Fuera cual fuera la causa, el vicio siempre ha sido un imán para los criminales, y el Londres Victoriano apestaba a vicio. A mediados de siglo se estimó que había unas 80.000 prostitutas trabajando en la ciudad -dinero para los chulos, los cuidadores y las madames-, y palabras como protección, red y cerdo, no han cambiado de significado con el tiempo. Sin duda, muchas de esas mujeres iban acompañadas de cómplices carteristas y despellejadores, que arrancaban literalmente la ropa del cuerpo de aterrorizados niños; con toda seguridad las mujeres abundarían entre los «palmeros», desvalijadores de tiendas que solían trabajar en parejas; y el «canario» que solía llevar las herramientas del cerrajero, y el botín del robo solía ser una mujer.

Estos eran, pues, los rangos y los ejércitos con quienes, y mediante los cuales, debió trabajar un hombre como James Moriarty.

Con este material a su disposición, resulta fácil imaginar cómo un hombre de la inteligencia y el nivel de James Moriarty podía llegar a moldear hábilmente una comunidad criminal.

Uno puede imaginarle sin problemas, tal y como Holmes comentó en «El Problema Final», sentado «inmóvil, como una araña en el centro de su tela, una tela que tiene un millar de hilos, y él sabe muy bien la forma en que se mueve cada uno de ellos».

SOBRE LOS AUTORES

John L. Breen, nacido en 1943, se inició en el campo de la narrativa de misterio como crítico. Es un admirador de la novela de enigma clásica y la mayoría de sus relatos destacan por su tono humorístico. En 1981 ganó el premio Edgar por su libro Novel Verdicts.

Lillian de la Torre, nacida en 1902, empezó su carrera de escritora publicando relatos en «Ellery Queen’s Mistery Magazine». Le gusta prestar una atención especial a los detalles históricos y escribe basándose en crímenes actuales. Su creación, el doctor Sam Johnson, es una especie de James Boswell del siglo XVIII equivalente a Watson. Considera la novela criminal como algo más que un mero entretenimiento para el lector, y como una forma de explorar la imaginación humana. También es una consumada autora teatral.

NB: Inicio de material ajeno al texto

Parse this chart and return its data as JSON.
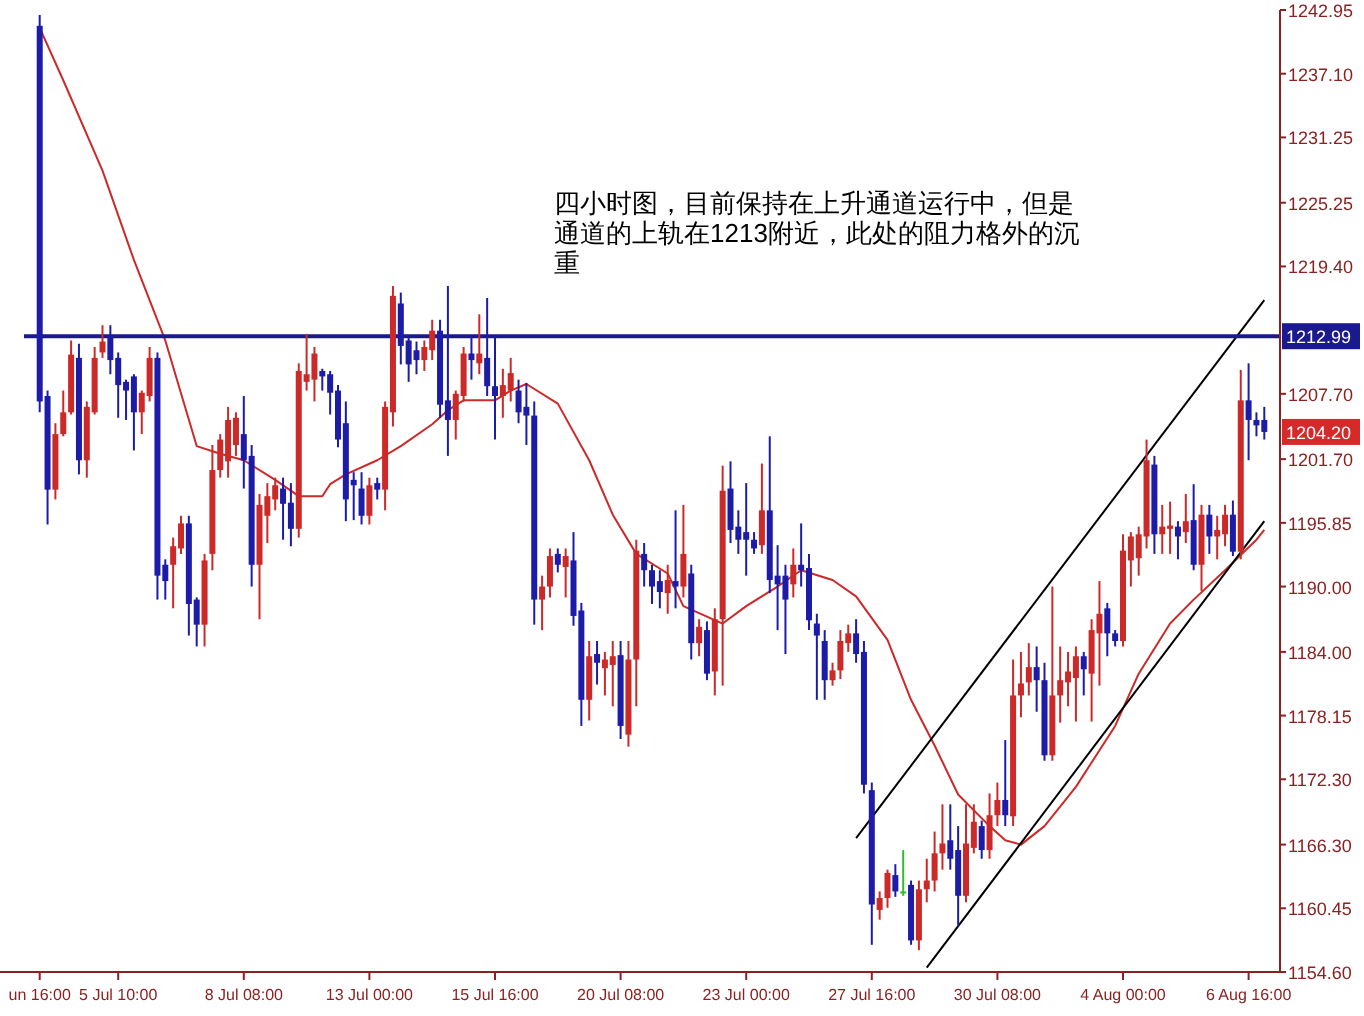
{
  "chart_data": {
    "type": "candlestick",
    "categories": [
      "un 16:00",
      null,
      null,
      null,
      null,
      null,
      null,
      null,
      null,
      null,
      "5 Jul 10:00",
      null,
      null,
      null,
      null,
      null,
      null,
      null,
      null,
      null,
      null,
      null,
      null,
      null,
      null,
      null,
      "8 Jul 08:00",
      null,
      null,
      null,
      null,
      null,
      null,
      null,
      null,
      null,
      null,
      null,
      null,
      null,
      null,
      null,
      "13 Jul 00:00",
      null,
      null,
      null,
      null,
      null,
      null,
      null,
      null,
      null,
      null,
      null,
      null,
      null,
      null,
      null,
      "15 Jul 16:00",
      null,
      null,
      null,
      null,
      null,
      null,
      null,
      null,
      null,
      null,
      null,
      null,
      null,
      null,
      null,
      "20 Jul 08:00",
      null,
      null,
      null,
      null,
      null,
      null,
      null,
      null,
      null,
      null,
      null,
      null,
      null,
      null,
      null,
      "23 Jul 00:00",
      null,
      null,
      null,
      null,
      null,
      null,
      null,
      null,
      null,
      null,
      null,
      null,
      null,
      null,
      null,
      "27 Jul 16:00",
      null,
      null,
      null,
      null,
      null,
      null,
      null,
      null,
      null,
      null,
      null,
      null,
      null,
      null,
      null,
      "30 Jul 08:00",
      null,
      null,
      null,
      null,
      null,
      null,
      null,
      null,
      null,
      null,
      null,
      null,
      null,
      null,
      null,
      "4 Aug 00:00",
      null,
      null,
      null,
      null,
      null,
      null,
      null,
      null,
      null,
      null,
      null,
      null,
      null,
      null,
      null,
      "6 Aug 16:00",
      null,
      null
    ],
    "ohlc": [
      [
        1241.5,
        1242.5,
        1206,
        1207
      ],
      [
        1207.5,
        1208,
        1195.7,
        1198.9
      ],
      [
        1198.9,
        1205,
        1198,
        1204
      ],
      [
        1204,
        1208,
        1203.8,
        1206
      ],
      [
        1206,
        1212.6,
        1205.8,
        1211.3
      ],
      [
        1211,
        1212.3,
        1200.3,
        1201.6
      ],
      [
        1201.6,
        1207,
        1200,
        1206.5
      ],
      [
        1206,
        1212,
        1205.8,
        1211
      ],
      [
        1211.5,
        1214,
        1211,
        1212.5
      ],
      [
        1213,
        1214,
        1209.5,
        1210.8
      ],
      [
        1211,
        1211.5,
        1205.5,
        1208.5
      ],
      [
        1208.8,
        1209,
        1205.3,
        1208
      ],
      [
        1209.3,
        1209.5,
        1202.5,
        1206
      ],
      [
        1206,
        1208,
        1204,
        1207.8
      ],
      [
        1207.5,
        1212,
        1207,
        1211
      ],
      [
        1211,
        1211.5,
        1188.8,
        1191
      ],
      [
        1192,
        1192.5,
        1188.8,
        1190.5
      ],
      [
        1192,
        1194.5,
        1188,
        1193.7
      ],
      [
        1193.5,
        1196.5,
        1193,
        1195.8
      ],
      [
        1195.8,
        1196.5,
        1185.5,
        1188.4
      ],
      [
        1188.8,
        1189,
        1184.5,
        1186.5
      ],
      [
        1186.5,
        1193,
        1184.5,
        1192.4
      ],
      [
        1193,
        1203,
        1191.5,
        1200.7
      ],
      [
        1200.7,
        1204,
        1200,
        1203.5
      ],
      [
        1201.5,
        1206.5,
        1200,
        1205.3
      ],
      [
        1203,
        1206,
        1202,
        1205.5
      ],
      [
        1204,
        1207.5,
        1199,
        1201.6
      ],
      [
        1202,
        1203,
        1190,
        1192
      ],
      [
        1192,
        1198.5,
        1187,
        1197.5
      ],
      [
        1196.5,
        1199.5,
        1194,
        1198.3
      ],
      [
        1198,
        1200,
        1197,
        1199.3
      ],
      [
        1199,
        1200,
        1194.3,
        1197.6
      ],
      [
        1197.7,
        1199.5,
        1193.7,
        1195.3
      ],
      [
        1195.3,
        1210.5,
        1194.5,
        1209.8
      ],
      [
        1208.8,
        1213.2,
        1208,
        1209.5
      ],
      [
        1209,
        1212,
        1207,
        1211.4
      ],
      [
        1209.8,
        1210,
        1208,
        1209.3
      ],
      [
        1209.5,
        1209.8,
        1205.8,
        1207.8
      ],
      [
        1208,
        1208.5,
        1202.8,
        1203.5
      ],
      [
        1205,
        1207,
        1196,
        1198
      ],
      [
        1199.8,
        1200.5,
        1196.1,
        1199.3
      ],
      [
        1199,
        1200.5,
        1195.7,
        1196.5
      ],
      [
        1196.5,
        1200,
        1195.7,
        1199.3
      ],
      [
        1199.5,
        1200,
        1198,
        1198.9
      ],
      [
        1198.9,
        1207,
        1197,
        1206.5
      ],
      [
        1206,
        1217.6,
        1204.7,
        1216.7
      ],
      [
        1216,
        1217,
        1210.4,
        1212.1
      ],
      [
        1212.6,
        1213,
        1208.8,
        1210.4
      ],
      [
        1211.7,
        1212.5,
        1209.5,
        1210.8
      ],
      [
        1210.8,
        1212.6,
        1209.8,
        1212
      ],
      [
        1211.7,
        1214.5,
        1210.8,
        1213.5
      ],
      [
        1213.5,
        1214.5,
        1205.5,
        1206.7
      ],
      [
        1207.1,
        1217.6,
        1202,
        1205.3
      ],
      [
        1205.3,
        1208,
        1203.5,
        1207.7
      ],
      [
        1207.5,
        1212,
        1207,
        1211.4
      ],
      [
        1211.4,
        1213,
        1209,
        1210.8
      ],
      [
        1210.5,
        1215,
        1209.5,
        1211.4
      ],
      [
        1211,
        1216.5,
        1207.5,
        1208.4
      ],
      [
        1208.4,
        1213,
        1203.5,
        1207.5
      ],
      [
        1207.5,
        1210,
        1205.5,
        1208.5
      ],
      [
        1208,
        1211,
        1207,
        1209.6
      ],
      [
        1208,
        1209,
        1205,
        1206
      ],
      [
        1206.5,
        1208.7,
        1203,
        1205.7
      ],
      [
        1205.7,
        1207,
        1186.5,
        1188.8
      ],
      [
        1188.8,
        1191,
        1186,
        1190
      ],
      [
        1190,
        1193.5,
        1189,
        1192.8
      ],
      [
        1193,
        1193.5,
        1191.3,
        1192
      ],
      [
        1191.8,
        1193.5,
        1189,
        1192.8
      ],
      [
        1192.4,
        1195,
        1186.4,
        1187.3
      ],
      [
        1187.8,
        1188.5,
        1177.2,
        1179.6
      ],
      [
        1179.6,
        1185,
        1177.7,
        1183.6
      ],
      [
        1183.8,
        1185,
        1181,
        1183
      ],
      [
        1182.5,
        1184,
        1180,
        1183.3
      ],
      [
        1182.8,
        1185,
        1179,
        1183.6
      ],
      [
        1183.7,
        1185,
        1176,
        1177.2
      ],
      [
        1176.4,
        1185,
        1175.3,
        1183.3
      ],
      [
        1183.3,
        1194.3,
        1179,
        1193.3
      ],
      [
        1193,
        1194,
        1190,
        1191.5
      ],
      [
        1191.5,
        1192,
        1188.4,
        1190
      ],
      [
        1190.5,
        1191.5,
        1188,
        1189.5
      ],
      [
        1189.4,
        1192,
        1187.5,
        1190.6
      ],
      [
        1190.5,
        1197,
        1188,
        1190
      ],
      [
        1190,
        1197.5,
        1189,
        1193
      ],
      [
        1191.2,
        1192,
        1183.3,
        1184.8
      ],
      [
        1184.8,
        1187,
        1183.6,
        1186.3
      ],
      [
        1186,
        1186.8,
        1181.4,
        1182
      ],
      [
        1182.2,
        1188,
        1180,
        1187
      ],
      [
        1187,
        1201.1,
        1180.9,
        1198.8
      ],
      [
        1199,
        1201.5,
        1194,
        1195.2
      ],
      [
        1195.5,
        1197,
        1193,
        1194.3
      ],
      [
        1195,
        1199.5,
        1191,
        1194.3
      ],
      [
        1194.3,
        1195,
        1193,
        1193.5
      ],
      [
        1193.8,
        1201.3,
        1193,
        1197
      ],
      [
        1197,
        1203.8,
        1189.4,
        1190.6
      ],
      [
        1191,
        1193.8,
        1186,
        1190.2
      ],
      [
        1191,
        1192,
        1183.8,
        1188.8
      ],
      [
        1190.2,
        1193.5,
        1189,
        1192
      ],
      [
        1192,
        1195.8,
        1190,
        1191.5
      ],
      [
        1191.7,
        1193,
        1186,
        1186.9
      ],
      [
        1186.6,
        1187.5,
        1179.6,
        1185.5
      ],
      [
        1185,
        1186,
        1179.6,
        1181.4
      ],
      [
        1181.4,
        1183,
        1180.9,
        1182.3
      ],
      [
        1182.3,
        1186,
        1181.5,
        1185
      ],
      [
        1184.8,
        1186.5,
        1184,
        1185.7
      ],
      [
        1185.7,
        1187,
        1183,
        1183.8
      ],
      [
        1184,
        1185,
        1171,
        1171.8
      ],
      [
        1171.3,
        1172,
        1157.1,
        1160.8
      ],
      [
        1160.3,
        1162,
        1159.4,
        1161.4
      ],
      [
        1161.4,
        1164,
        1160.5,
        1163.7
      ],
      [
        1163.5,
        1164.5,
        1161.5,
        1162
      ],
      [
        1162,
        1165.8,
        1161.6,
        1162
      ],
      [
        1162.6,
        1163,
        1157.1,
        1157.5
      ],
      [
        1157.5,
        1163,
        1156.6,
        1162.2
      ],
      [
        1162.2,
        1165,
        1161,
        1163
      ],
      [
        1163,
        1167.5,
        1162,
        1165.5
      ],
      [
        1165.5,
        1170,
        1164,
        1166.4
      ],
      [
        1166.7,
        1170,
        1164,
        1165
      ],
      [
        1165.8,
        1168,
        1158.8,
        1161.6
      ],
      [
        1161.6,
        1170,
        1161,
        1166.4
      ],
      [
        1166,
        1170,
        1165.5,
        1168.4
      ],
      [
        1168,
        1168.5,
        1165,
        1165.8
      ],
      [
        1165.8,
        1171,
        1165,
        1169
      ],
      [
        1169,
        1172,
        1168,
        1170.4
      ],
      [
        1170.4,
        1175.9,
        1168,
        1169
      ],
      [
        1168.9,
        1183.3,
        1168,
        1180
      ],
      [
        1180,
        1184,
        1178,
        1181.1
      ],
      [
        1181.2,
        1184.8,
        1180,
        1182.6
      ],
      [
        1182.6,
        1184.5,
        1178.5,
        1181.4
      ],
      [
        1181.4,
        1183,
        1174,
        1174.5
      ],
      [
        1174.5,
        1190,
        1174,
        1180
      ],
      [
        1180,
        1184.5,
        1177.5,
        1181.4
      ],
      [
        1181.2,
        1184,
        1179,
        1182.2
      ],
      [
        1181.6,
        1184.5,
        1177.6,
        1183.6
      ],
      [
        1183.6,
        1184,
        1180,
        1182.4
      ],
      [
        1182,
        1187,
        1177.6,
        1186
      ],
      [
        1185.7,
        1190.5,
        1180.9,
        1187.5
      ],
      [
        1188,
        1188.5,
        1183.6,
        1185.7
      ],
      [
        1185.7,
        1186,
        1184.5,
        1185
      ],
      [
        1185,
        1194.8,
        1184.5,
        1193.3
      ],
      [
        1192.4,
        1195,
        1190,
        1194.6
      ],
      [
        1192.6,
        1195.5,
        1191,
        1194.8
      ],
      [
        1194.6,
        1203.5,
        1193.5,
        1201.6
      ],
      [
        1201.2,
        1202,
        1193,
        1194.8
      ],
      [
        1194.8,
        1197.5,
        1193,
        1195.5
      ],
      [
        1195.3,
        1197.8,
        1193,
        1195.6
      ],
      [
        1195.5,
        1196,
        1192.5,
        1194.6
      ],
      [
        1195,
        1198.5,
        1194,
        1196
      ],
      [
        1196.1,
        1199.4,
        1191.5,
        1192
      ],
      [
        1192,
        1197.5,
        1189.6,
        1196.6
      ],
      [
        1196.6,
        1197.5,
        1193,
        1194.6
      ],
      [
        1194.6,
        1196.5,
        1192.5,
        1195.2
      ],
      [
        1194.8,
        1197.5,
        1193.7,
        1196.6
      ],
      [
        1196.6,
        1197.9,
        1192.8,
        1193.2
      ],
      [
        1193.2,
        1209.9,
        1192.5,
        1207.1
      ],
      [
        1207.1,
        1210.5,
        1201.6,
        1205.3
      ],
      [
        1205.3,
        1206,
        1203.8,
        1204.8
      ],
      [
        1205.3,
        1206.5,
        1203.5,
        1204.2
      ]
    ],
    "colors": [
      "#1c1ca8",
      "#1c1ca8",
      "#cc2929",
      "#cc2929",
      "#cc2929",
      "#1c1ca8",
      "#cc2929",
      "#cc2929",
      "#cc2929",
      "#1c1ca8",
      "#1c1ca8",
      "#1c1ca8",
      "#1c1ca8",
      "#cc2929",
      "#cc2929",
      "#1c1ca8",
      "#1c1ca8",
      "#cc2929",
      "#cc2929",
      "#1c1ca8",
      "#1c1ca8",
      "#cc2929",
      "#cc2929",
      "#cc2929",
      "#cc2929",
      "#cc2929",
      "#1c1ca8",
      "#1c1ca8",
      "#cc2929",
      "#cc2929",
      "#cc2929",
      "#1c1ca8",
      "#1c1ca8",
      "#cc2929",
      "#cc2929",
      "#cc2929",
      "#1c1ca8",
      "#1c1ca8",
      "#1c1ca8",
      "#1c1ca8",
      "#1c1ca8",
      "#1c1ca8",
      "#cc2929",
      "#1c1ca8",
      "#cc2929",
      "#cc2929",
      "#1c1ca8",
      "#1c1ca8",
      "#1c1ca8",
      "#cc2929",
      "#cc2929",
      "#1c1ca8",
      "#1c1ca8",
      "#cc2929",
      "#cc2929",
      "#1c1ca8",
      "#cc2929",
      "#1c1ca8",
      "#1c1ca8",
      "#cc2929",
      "#cc2929",
      "#1c1ca8",
      "#1c1ca8",
      "#1c1ca8",
      "#cc2929",
      "#cc2929",
      "#1c1ca8",
      "#cc2929",
      "#1c1ca8",
      "#1c1ca8",
      "#cc2929",
      "#1c1ca8",
      "#cc2929",
      "#cc2929",
      "#1c1ca8",
      "#cc2929",
      "#cc2929",
      "#1c1ca8",
      "#1c1ca8",
      "#1c1ca8",
      "#cc2929",
      "#1c1ca8",
      "#cc2929",
      "#1c1ca8",
      "#cc2929",
      "#1c1ca8",
      "#cc2929",
      "#cc2929",
      "#1c1ca8",
      "#1c1ca8",
      "#1c1ca8",
      "#1c1ca8",
      "#cc2929",
      "#1c1ca8",
      "#1c1ca8",
      "#1c1ca8",
      "#cc2929",
      "#1c1ca8",
      "#1c1ca8",
      "#1c1ca8",
      "#1c1ca8",
      "#cc2929",
      "#cc2929",
      "#cc2929",
      "#1c1ca8",
      "#1c1ca8",
      "#1c1ca8",
      "#cc2929",
      "#cc2929",
      "#1c1ca8",
      "#33bb33",
      "#1c1ca8",
      "#cc2929",
      "#cc2929",
      "#cc2929",
      "#cc2929",
      "#1c1ca8",
      "#1c1ca8",
      "#cc2929",
      "#cc2929",
      "#1c1ca8",
      "#cc2929",
      "#cc2929",
      "#1c1ca8",
      "#cc2929",
      "#cc2929",
      "#cc2929",
      "#1c1ca8",
      "#1c1ca8",
      "#cc2929",
      "#cc2929",
      "#cc2929",
      "#cc2929",
      "#1c1ca8",
      "#cc2929",
      "#cc2929",
      "#1c1ca8",
      "#1c1ca8",
      "#cc2929",
      "#cc2929",
      "#cc2929",
      "#cc2929",
      "#1c1ca8",
      "#cc2929",
      "#cc2929",
      "#1c1ca8",
      "#cc2929",
      "#1c1ca8",
      "#cc2929",
      "#1c1ca8",
      "#cc2929",
      "#cc2929",
      "#1c1ca8",
      "#cc2929",
      "#1c1ca8",
      "#1c1ca8",
      "#1c1ca8"
    ],
    "series": [
      {
        "type": "line",
        "color": "#cc2929",
        "values": [
          1241.3,
          null,
          null,
          1236.5,
          null,
          null,
          null,
          null,
          1228.2,
          null,
          null,
          null,
          1220.0,
          null,
          null,
          null,
          1212.6,
          null,
          null,
          null,
          1202.9,
          null,
          null,
          1202.2,
          null,
          null,
          1201.6,
          null,
          null,
          null,
          1199.8,
          null,
          null,
          1198.3,
          null,
          null,
          1198.3,
          1199.4,
          null,
          1200.3,
          null,
          null,
          null,
          1201.6,
          null,
          null,
          1202.9,
          null,
          null,
          null,
          1204.9,
          null,
          1206.2,
          null,
          1207.1,
          null,
          null,
          null,
          1207.1,
          null,
          1208.0,
          null,
          1208.6,
          null,
          null,
          null,
          1206.8,
          null,
          null,
          null,
          1201.6,
          null,
          null,
          1196.6,
          null,
          null,
          1193.0,
          null,
          null,
          null,
          1191.2,
          null,
          1188.2,
          null,
          null,
          null,
          null,
          1186.6,
          null,
          null,
          1188.2,
          null,
          null,
          null,
          1190.0,
          null,
          null,
          1191.5,
          null,
          null,
          null,
          1190.6,
          null,
          null,
          1189.1,
          null,
          null,
          null,
          1185.1,
          null,
          null,
          1179.6,
          null,
          null,
          1175.4,
          null,
          null,
          1170.9,
          null,
          null,
          null,
          1168.0,
          null,
          1166.7,
          null,
          1166.3,
          null,
          null,
          1168.0,
          null,
          null,
          null,
          1171.6,
          null,
          null,
          null,
          null,
          1177.2,
          null,
          null,
          1182.0,
          null,
          null,
          null,
          1186.6,
          null,
          null,
          1188.8,
          null,
          null,
          null,
          1191.5,
          null,
          null,
          null,
          1194.3,
          1195.2
        ]
      },
      {
        "type": "line",
        "color": "#000000",
        "values": [
          null,
          null,
          null,
          null,
          null,
          null,
          null,
          null,
          null,
          null,
          null,
          null,
          null,
          null,
          null,
          null,
          null,
          null,
          null,
          null,
          null,
          null,
          null,
          null,
          null,
          null,
          null,
          null,
          null,
          null,
          null,
          null,
          null,
          null,
          null,
          null,
          null,
          null,
          null,
          null,
          null,
          null,
          null,
          null,
          null,
          null,
          null,
          null,
          null,
          null,
          null,
          null,
          null,
          null,
          null,
          null,
          null,
          null,
          null,
          null,
          null,
          null,
          null,
          null,
          null,
          null,
          null,
          null,
          null,
          null,
          null,
          null,
          null,
          null,
          null,
          null,
          null,
          null,
          null,
          null,
          null,
          null,
          null,
          null,
          null,
          null,
          null,
          null,
          null,
          null,
          null,
          null,
          null,
          null,
          null,
          null,
          null,
          null,
          null,
          null,
          null,
          null,
          null,
          null,
          1166.9,
          null,
          null,
          null,
          null,
          null,
          null,
          null,
          null,
          null,
          null,
          null,
          null,
          null,
          null,
          null,
          null,
          null,
          null,
          null,
          null,
          null,
          null,
          null,
          null,
          null,
          null,
          null,
          null,
          null,
          null,
          null,
          null,
          null,
          null,
          null,
          null,
          null,
          null,
          null,
          null,
          null,
          null,
          null,
          null,
          null,
          null,
          null,
          null,
          null,
          null,
          null,
          1216.3
        ]
      },
      {
        "type": "line",
        "color": "#000000",
        "values": [
          null,
          null,
          null,
          null,
          null,
          null,
          null,
          null,
          null,
          null,
          null,
          null,
          null,
          null,
          null,
          null,
          null,
          null,
          null,
          null,
          null,
          null,
          null,
          null,
          null,
          null,
          null,
          null,
          null,
          null,
          null,
          null,
          null,
          null,
          null,
          null,
          null,
          null,
          null,
          null,
          null,
          null,
          null,
          null,
          null,
          null,
          null,
          null,
          null,
          null,
          null,
          null,
          null,
          null,
          null,
          null,
          null,
          null,
          null,
          null,
          null,
          null,
          null,
          null,
          null,
          null,
          null,
          null,
          null,
          null,
          null,
          null,
          null,
          null,
          null,
          null,
          null,
          null,
          null,
          null,
          null,
          null,
          null,
          null,
          null,
          null,
          null,
          null,
          null,
          null,
          null,
          null,
          null,
          null,
          null,
          null,
          null,
          null,
          null,
          null,
          null,
          null,
          null,
          null,
          null,
          null,
          null,
          null,
          null,
          null,
          null,
          null,
          null,
          1155.0,
          null,
          null,
          null,
          null,
          null,
          null,
          null,
          null,
          null,
          null,
          null,
          null,
          null,
          null,
          null,
          null,
          null,
          null,
          null,
          null,
          null,
          null,
          null,
          null,
          null,
          null,
          null,
          null,
          null,
          null,
          null,
          null,
          null,
          null,
          null,
          null,
          null,
          null,
          null,
          null,
          null,
          null,
          1196.0
        ]
      }
    ],
    "ylim": [
      1154.6,
      1242.95
    ],
    "yticks": [
      1242.95,
      {
        "value": 1237.1,
        "label": "1237.10"
      },
      1231.25,
      1225.25,
      {
        "value": 1219.4,
        "label": "1219.40"
      },
      {
        "value": 1207.7,
        "label": "1207.70"
      },
      {
        "value": 1201.7,
        "label": "1201.70"
      },
      1195.85,
      {
        "value": 1190,
        "label": "1190.00"
      },
      {
        "value": 1184,
        "label": "1184.00"
      },
      1178.15,
      {
        "value": 1172.3,
        "label": "1172.30"
      },
      {
        "value": 1166.3,
        "label": "1166.30"
      },
      1160.45,
      {
        "value": 1154.6,
        "label": "1154.60"
      }
    ],
    "ref_lines": [
      {
        "axis": "y",
        "value": 1212.99,
        "label": "1212.99",
        "color": "#1a1a8c"
      }
    ],
    "annotations": [
      {
        "text": "1204.20",
        "y": 1204.2
      },
      "四小时图，目前保持在上升通道运行中，但是通道的上轨在1213附近，此处的阻力格外的沉重"
    ]
  }
}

Loren D. Estleman, nacido en 1952, es periodista y reportero de televisión. Escribe novelas sherlockianas y novela negra, además de novelas del oeste. Muchos de sus libros se centran en temas modernos como el tráfico de drogas, la prostitución y el racismo. Ha ganado dos premios Golden Spur por sus novelas del oeste y es conocido en el mundo de la novela policiaca por sus misterios de Amos Walker y sus thrillers de Macklin.

John Gardner es inglés y nació en 1926. Además de su reciente, y digno de encomio, esfuerzo para mantener vivo e intacto el mito de 007, es conocido por sus series soberbiamente documentadas del profesor Moriarty, de Boysie Oaks y de Derek Torry. Emplea a Torry como vehículo para hablar de los desagradables efectos colaterales que tiene la violencia.